It’s been one week since the July 31th trading deadline and the resulting carnage of the Dodgers’ dwindling farm system is becoming more evident by the day. Despite losing major ground in the race for the NL West and wild card since the break, GM Ned Colletti pulled the trigger on a series of transactions that led to the departure of three talented youngsters. Gone were Blake DeWitt (24), James McDonald (25), and Andrew Lambo (21). In return, the Dodgers acquired a 34 years old 5th starter headed for free agency (Ted Lilly), 30 years old light-hitting 2nd baseman (Ryan Theriot), and a 37 year old 7th inning reliever (Octavio Dotel) whose services were “needed” because of the abysmal performance of another old-man reliever acquired last year at exorbitant cost (George Sherrill).
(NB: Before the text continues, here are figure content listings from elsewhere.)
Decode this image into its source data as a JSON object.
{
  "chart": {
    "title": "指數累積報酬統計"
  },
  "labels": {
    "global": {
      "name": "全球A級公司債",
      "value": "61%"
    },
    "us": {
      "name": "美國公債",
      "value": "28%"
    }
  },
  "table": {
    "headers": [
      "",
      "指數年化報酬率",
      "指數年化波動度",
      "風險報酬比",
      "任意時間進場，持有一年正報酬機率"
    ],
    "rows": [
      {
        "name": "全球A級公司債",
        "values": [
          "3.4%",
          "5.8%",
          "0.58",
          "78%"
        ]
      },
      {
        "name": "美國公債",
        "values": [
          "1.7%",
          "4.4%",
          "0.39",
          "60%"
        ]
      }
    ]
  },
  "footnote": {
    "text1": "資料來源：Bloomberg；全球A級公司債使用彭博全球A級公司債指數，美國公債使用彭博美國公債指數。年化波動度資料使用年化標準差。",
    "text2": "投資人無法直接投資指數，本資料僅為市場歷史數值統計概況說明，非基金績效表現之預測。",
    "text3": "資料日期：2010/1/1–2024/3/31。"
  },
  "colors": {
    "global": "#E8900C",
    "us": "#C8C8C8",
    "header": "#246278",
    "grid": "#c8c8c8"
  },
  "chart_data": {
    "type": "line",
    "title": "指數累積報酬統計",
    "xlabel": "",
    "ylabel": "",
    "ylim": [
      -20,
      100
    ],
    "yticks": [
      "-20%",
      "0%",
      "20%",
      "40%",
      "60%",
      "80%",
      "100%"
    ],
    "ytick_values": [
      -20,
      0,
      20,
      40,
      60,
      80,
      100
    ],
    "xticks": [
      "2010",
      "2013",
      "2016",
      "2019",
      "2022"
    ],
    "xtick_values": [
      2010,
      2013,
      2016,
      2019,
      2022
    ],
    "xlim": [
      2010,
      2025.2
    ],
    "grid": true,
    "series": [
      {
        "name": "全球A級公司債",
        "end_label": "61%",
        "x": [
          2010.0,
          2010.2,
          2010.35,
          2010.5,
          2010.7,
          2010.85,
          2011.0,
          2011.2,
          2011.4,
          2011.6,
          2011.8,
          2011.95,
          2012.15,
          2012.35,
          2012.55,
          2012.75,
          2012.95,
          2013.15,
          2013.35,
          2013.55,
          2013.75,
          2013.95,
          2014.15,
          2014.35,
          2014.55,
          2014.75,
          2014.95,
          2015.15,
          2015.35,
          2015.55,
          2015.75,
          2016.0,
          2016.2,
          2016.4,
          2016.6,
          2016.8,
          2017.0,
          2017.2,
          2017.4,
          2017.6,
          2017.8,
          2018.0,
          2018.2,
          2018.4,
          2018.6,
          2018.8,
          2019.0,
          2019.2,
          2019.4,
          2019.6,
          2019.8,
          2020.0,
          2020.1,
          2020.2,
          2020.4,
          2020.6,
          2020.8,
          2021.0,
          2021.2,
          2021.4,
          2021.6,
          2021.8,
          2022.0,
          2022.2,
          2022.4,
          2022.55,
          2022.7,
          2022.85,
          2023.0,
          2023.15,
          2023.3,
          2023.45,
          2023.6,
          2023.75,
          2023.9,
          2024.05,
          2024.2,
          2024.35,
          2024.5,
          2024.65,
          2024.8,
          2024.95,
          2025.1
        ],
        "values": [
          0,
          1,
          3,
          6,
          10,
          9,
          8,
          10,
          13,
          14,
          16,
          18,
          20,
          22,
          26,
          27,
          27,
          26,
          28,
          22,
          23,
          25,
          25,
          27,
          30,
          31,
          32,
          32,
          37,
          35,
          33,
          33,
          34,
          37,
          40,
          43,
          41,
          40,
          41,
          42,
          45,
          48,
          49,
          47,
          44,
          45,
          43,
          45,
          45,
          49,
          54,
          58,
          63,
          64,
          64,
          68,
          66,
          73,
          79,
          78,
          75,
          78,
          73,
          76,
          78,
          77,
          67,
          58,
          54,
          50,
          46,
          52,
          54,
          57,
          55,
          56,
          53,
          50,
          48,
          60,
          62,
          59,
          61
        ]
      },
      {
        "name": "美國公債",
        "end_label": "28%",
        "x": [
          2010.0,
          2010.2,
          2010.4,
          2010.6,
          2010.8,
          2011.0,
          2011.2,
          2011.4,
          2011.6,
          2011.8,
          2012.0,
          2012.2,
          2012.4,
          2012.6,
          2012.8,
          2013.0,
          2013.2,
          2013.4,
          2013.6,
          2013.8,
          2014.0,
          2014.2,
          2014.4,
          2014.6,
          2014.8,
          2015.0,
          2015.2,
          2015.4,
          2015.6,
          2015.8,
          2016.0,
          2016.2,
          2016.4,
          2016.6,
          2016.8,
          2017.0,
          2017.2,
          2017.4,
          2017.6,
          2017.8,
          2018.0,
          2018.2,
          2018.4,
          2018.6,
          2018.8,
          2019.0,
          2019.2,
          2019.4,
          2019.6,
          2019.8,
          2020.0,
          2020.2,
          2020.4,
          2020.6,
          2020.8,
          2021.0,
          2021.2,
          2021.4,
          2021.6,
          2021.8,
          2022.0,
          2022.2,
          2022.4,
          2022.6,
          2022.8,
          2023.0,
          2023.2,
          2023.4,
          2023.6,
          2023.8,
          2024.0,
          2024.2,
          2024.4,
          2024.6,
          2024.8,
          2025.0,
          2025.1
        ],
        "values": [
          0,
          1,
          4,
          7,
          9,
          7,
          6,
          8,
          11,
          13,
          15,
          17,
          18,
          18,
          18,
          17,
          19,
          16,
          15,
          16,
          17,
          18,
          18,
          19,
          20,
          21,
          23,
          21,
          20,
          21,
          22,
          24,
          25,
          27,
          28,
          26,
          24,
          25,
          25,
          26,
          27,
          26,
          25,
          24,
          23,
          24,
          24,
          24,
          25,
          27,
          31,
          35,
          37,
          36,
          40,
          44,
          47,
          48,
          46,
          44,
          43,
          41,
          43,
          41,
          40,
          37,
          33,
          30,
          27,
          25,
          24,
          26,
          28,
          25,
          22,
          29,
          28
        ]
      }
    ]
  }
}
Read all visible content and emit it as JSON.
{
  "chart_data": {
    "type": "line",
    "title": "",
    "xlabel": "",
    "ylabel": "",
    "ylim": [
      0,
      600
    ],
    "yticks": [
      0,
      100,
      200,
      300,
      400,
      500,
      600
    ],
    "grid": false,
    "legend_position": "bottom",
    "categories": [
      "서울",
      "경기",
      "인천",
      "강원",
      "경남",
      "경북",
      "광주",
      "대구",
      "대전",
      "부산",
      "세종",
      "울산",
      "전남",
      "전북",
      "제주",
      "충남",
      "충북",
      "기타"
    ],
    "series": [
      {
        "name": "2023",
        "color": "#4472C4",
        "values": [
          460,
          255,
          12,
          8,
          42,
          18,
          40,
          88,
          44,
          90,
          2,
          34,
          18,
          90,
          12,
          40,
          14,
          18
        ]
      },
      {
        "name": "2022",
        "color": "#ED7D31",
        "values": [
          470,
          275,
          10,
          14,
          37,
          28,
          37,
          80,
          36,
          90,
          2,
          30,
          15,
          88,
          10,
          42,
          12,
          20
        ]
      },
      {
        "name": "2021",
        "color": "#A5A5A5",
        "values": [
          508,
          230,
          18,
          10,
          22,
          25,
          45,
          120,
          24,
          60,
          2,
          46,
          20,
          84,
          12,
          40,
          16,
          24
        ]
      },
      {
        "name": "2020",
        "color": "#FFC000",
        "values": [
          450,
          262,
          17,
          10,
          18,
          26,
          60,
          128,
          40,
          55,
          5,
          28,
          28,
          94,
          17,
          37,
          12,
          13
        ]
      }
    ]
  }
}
The disappointment over Ned failing to gain a clue after the donation of future superstar catcher Carlos Santana to Cleveland is only exceeded by the fact that Colletti still defends that trade this day (which netted third basemen Casey Blake), and the latest moves by Trader Ned serve as a sad indicator of the modus operandi for the sportswriter-turned general manager (giving away superior young talent for marginal short-term fixes).
Upon their arrivals to their new clubs, the departing youngsters put on a show for their new fans. DeWitt posted a 3-4 debut with the Cubbies and smacked a home run with four RBIs in his fourth game. Not be outdone, James McDonald debuted for the Pirates and delivered the best performance of his young career by obliterating LA’s divisional rival Colorado during six shutout innings, punctuated by eight strikeouts and a mere five baserunners allowed.
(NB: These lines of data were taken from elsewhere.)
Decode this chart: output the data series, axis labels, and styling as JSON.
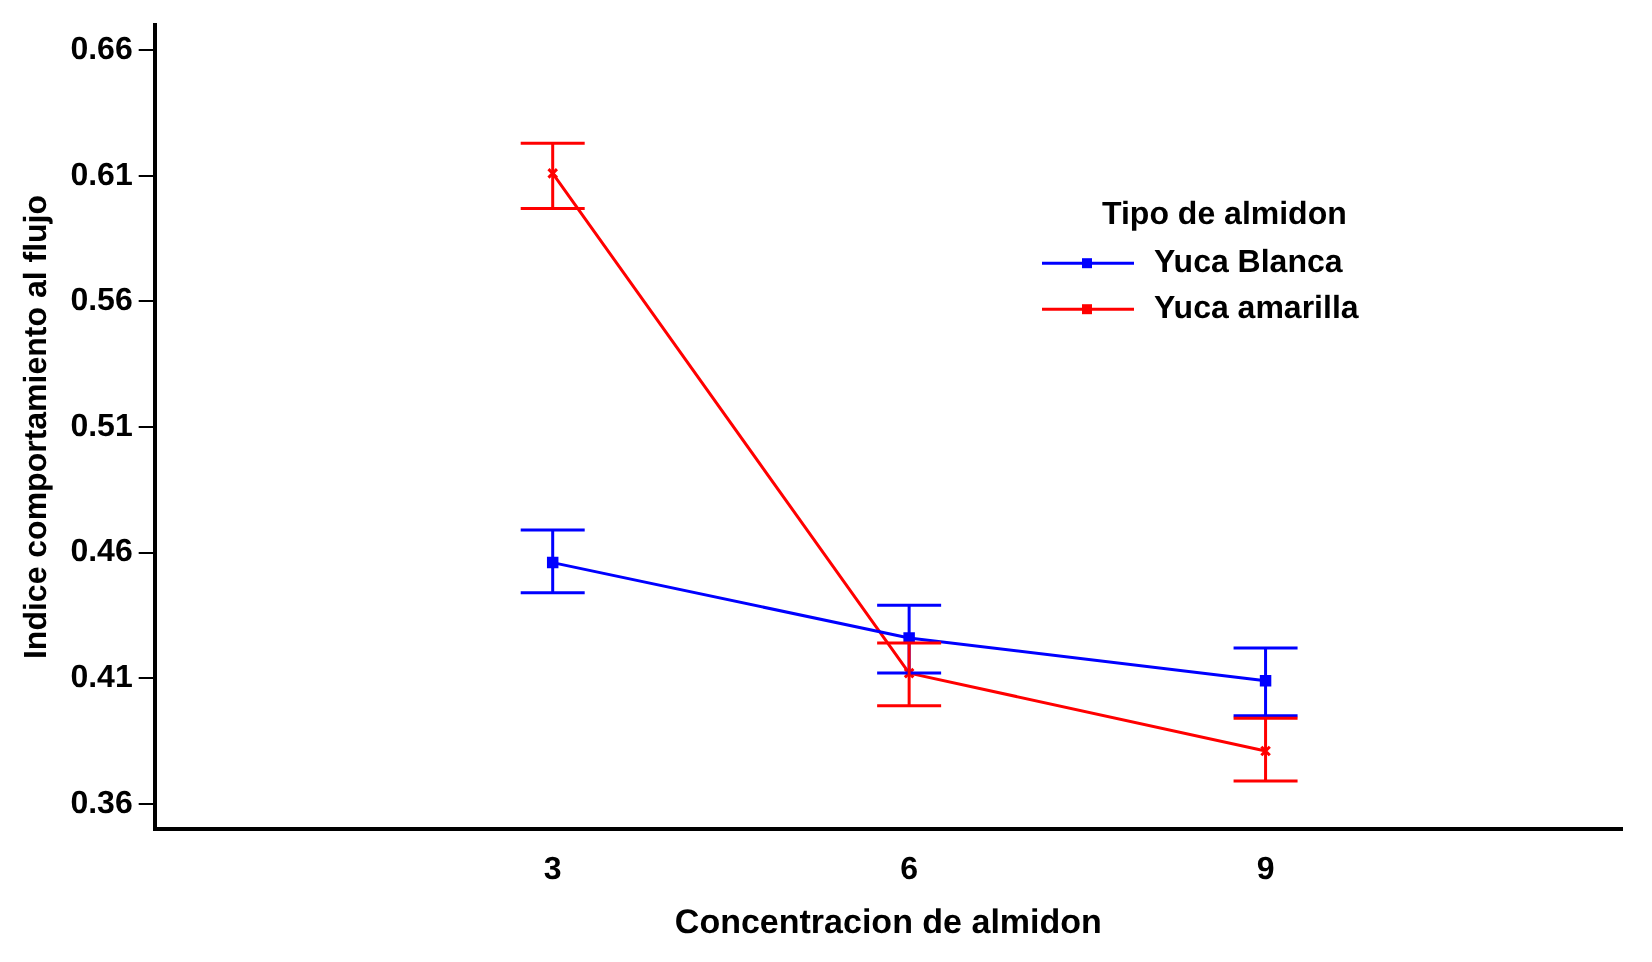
{
  "chart_data": {
    "type": "line",
    "xlabel": "Concentracion de almidon",
    "ylabel": "Indice comportamiento al flujo",
    "legend_title": "Tipo de almidon",
    "x": [
      3,
      6,
      9
    ],
    "xlim": [
      -0.35,
      12
    ],
    "xticks": [
      3,
      6,
      9
    ],
    "ylim": [
      0.35,
      0.67
    ],
    "yticks": [
      0.36,
      0.41,
      0.46,
      0.51,
      0.56,
      0.61,
      0.66
    ],
    "series": [
      {
        "name": "Yuca Blanca",
        "color": "#0000ff",
        "marker": "square",
        "values": [
          0.456,
          0.426,
          0.409
        ],
        "errors": [
          [
            0.444,
            0.469
          ],
          [
            0.412,
            0.439
          ],
          [
            0.395,
            0.422
          ]
        ]
      },
      {
        "name": "Yuca amarilla",
        "color": "#ff0000",
        "marker": "cross",
        "values": [
          0.611,
          0.412,
          0.381
        ],
        "errors": [
          [
            0.597,
            0.623
          ],
          [
            0.399,
            0.424
          ],
          [
            0.369,
            0.394
          ]
        ]
      }
    ],
    "grid": false,
    "legend": "top right",
    "line_style": "solid"
  }
}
In essence, the Dodgers gave up cheap, young players with considerable talent for older, more expensive, and less productive ones. Consider the 2010 seasons of fellow second basemen DeWitt and Theriot.
DeWitt: .275 BA, .354 OBP, .384 SLG, 2 SB, salary – 400k
Theriot: .284 BA, .321 OBP, .328 SLG, 16 SB, salary – 2.6 million
Why make this swap? Enter Ned Colletti.
“We wanted more speed.”
Ok, then. I guess all other considerations went out the window.
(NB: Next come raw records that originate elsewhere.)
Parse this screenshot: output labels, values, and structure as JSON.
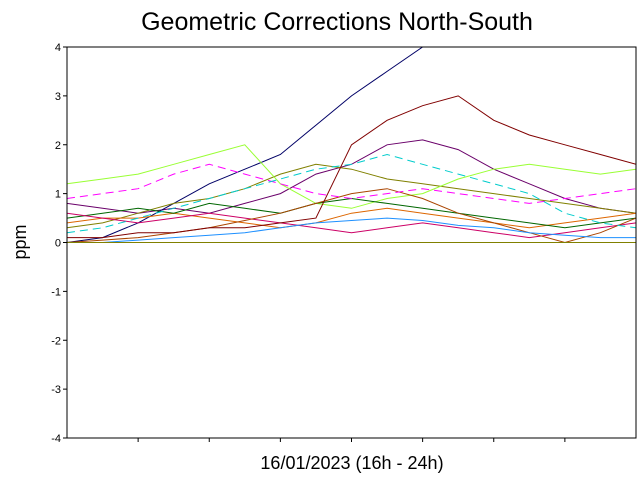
{
  "chart_data": {
    "type": "line",
    "title": "Geometric Corrections North-South",
    "xlabel": "16/01/2023 (16h - 24h)",
    "ylabel": "ppm",
    "ylim": [
      -4,
      4
    ],
    "yticks": [
      -4,
      -3,
      -2,
      -1,
      0,
      1,
      2,
      3,
      4
    ],
    "x_range_hours": [
      16,
      24
    ],
    "x_tick_hours": [
      17,
      18,
      19,
      20,
      21,
      22,
      23
    ],
    "zero_line": true,
    "grid": false,
    "legend": "none",
    "x": [
      16.0,
      16.5,
      17.0,
      17.5,
      18.0,
      18.5,
      19.0,
      19.5,
      20.0,
      20.5,
      21.0,
      21.5,
      22.0,
      22.5,
      23.0,
      23.5,
      24.0
    ],
    "series": [
      {
        "color": "#6a006a",
        "dash": "solid",
        "values": [
          0.8,
          0.7,
          0.6,
          0.7,
          0.6,
          0.8,
          1.0,
          1.4,
          1.6,
          2.0,
          2.1,
          1.9,
          1.5,
          1.2,
          0.9,
          0.7,
          0.6
        ]
      },
      {
        "color": "#000066",
        "dash": "solid",
        "values": [
          0.0,
          0.1,
          0.4,
          0.8,
          1.2,
          1.5,
          1.8,
          2.4,
          3.0,
          3.5,
          4.0,
          4.0,
          4.0,
          4.0,
          4.0,
          4.0,
          4.0
        ]
      },
      {
        "color": "#808000",
        "dash": "solid",
        "values": [
          0.3,
          0.4,
          0.6,
          0.8,
          0.9,
          1.1,
          1.4,
          1.6,
          1.5,
          1.3,
          1.2,
          1.1,
          1.0,
          0.9,
          0.8,
          0.7,
          0.6
        ]
      },
      {
        "color": "#99ff33",
        "dash": "solid",
        "values": [
          1.2,
          1.3,
          1.4,
          1.6,
          1.8,
          2.0,
          1.2,
          0.8,
          0.7,
          0.9,
          1.0,
          1.3,
          1.5,
          1.6,
          1.5,
          1.4,
          1.5
        ]
      },
      {
        "color": "#dd6600",
        "dash": "solid",
        "values": [
          0.4,
          0.5,
          0.5,
          0.6,
          0.5,
          0.4,
          0.3,
          0.4,
          0.6,
          0.7,
          0.6,
          0.5,
          0.4,
          0.3,
          0.4,
          0.5,
          0.6
        ]
      },
      {
        "color": "#006600",
        "dash": "solid",
        "values": [
          0.5,
          0.6,
          0.7,
          0.6,
          0.8,
          0.7,
          0.6,
          0.8,
          0.9,
          0.8,
          0.7,
          0.6,
          0.5,
          0.4,
          0.3,
          0.4,
          0.5
        ]
      },
      {
        "color": "#cc0066",
        "dash": "solid",
        "values": [
          0.6,
          0.5,
          0.4,
          0.5,
          0.6,
          0.5,
          0.4,
          0.3,
          0.2,
          0.3,
          0.4,
          0.3,
          0.2,
          0.1,
          0.2,
          0.3,
          0.4
        ]
      },
      {
        "color": "#aa4400",
        "dash": "solid",
        "values": [
          0.0,
          0.05,
          0.1,
          0.2,
          0.3,
          0.45,
          0.6,
          0.8,
          1.0,
          1.1,
          0.9,
          0.6,
          0.4,
          0.2,
          0.0,
          0.2,
          0.5
        ]
      },
      {
        "color": "#1e90ff",
        "dash": "solid",
        "values": [
          0.0,
          0.0,
          0.05,
          0.1,
          0.15,
          0.2,
          0.3,
          0.4,
          0.45,
          0.5,
          0.45,
          0.35,
          0.3,
          0.2,
          0.15,
          0.1,
          0.1
        ]
      },
      {
        "color": "#ff00ff",
        "dash": "dashed",
        "values": [
          0.9,
          1.0,
          1.1,
          1.4,
          1.6,
          1.4,
          1.2,
          1.0,
          0.9,
          1.0,
          1.1,
          1.0,
          0.9,
          0.8,
          0.9,
          1.0,
          1.1
        ]
      },
      {
        "color": "#00cccc",
        "dash": "dashed",
        "values": [
          0.2,
          0.3,
          0.5,
          0.7,
          0.9,
          1.1,
          1.3,
          1.5,
          1.6,
          1.8,
          1.6,
          1.4,
          1.2,
          1.0,
          0.6,
          0.4,
          0.3
        ]
      },
      {
        "color": "#800000",
        "dash": "solid",
        "values": [
          0.1,
          0.1,
          0.2,
          0.2,
          0.3,
          0.3,
          0.4,
          0.5,
          2.0,
          2.5,
          2.8,
          3.0,
          2.5,
          2.2,
          2.0,
          1.8,
          1.6
        ]
      }
    ]
  }
}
Well, how about the acquisition of the elderly Dotel and the relinquishing of two talented players with a plausible 8-10 years of future major league production?
“Those are the guys they wanted.”
Sheesh, good thing they didn’t ask for Clayton Kershaw or Andre Ethier?
Colletti’s pattern of giving teams pretty much whatever they ask for in return for marginal players is downright frightening for the future prospects of the organization (and I don’t mean the players). Coupled with tight-assed owner Frank McCourt’s frugal ways, the outlook is bleak for the Blue Crew.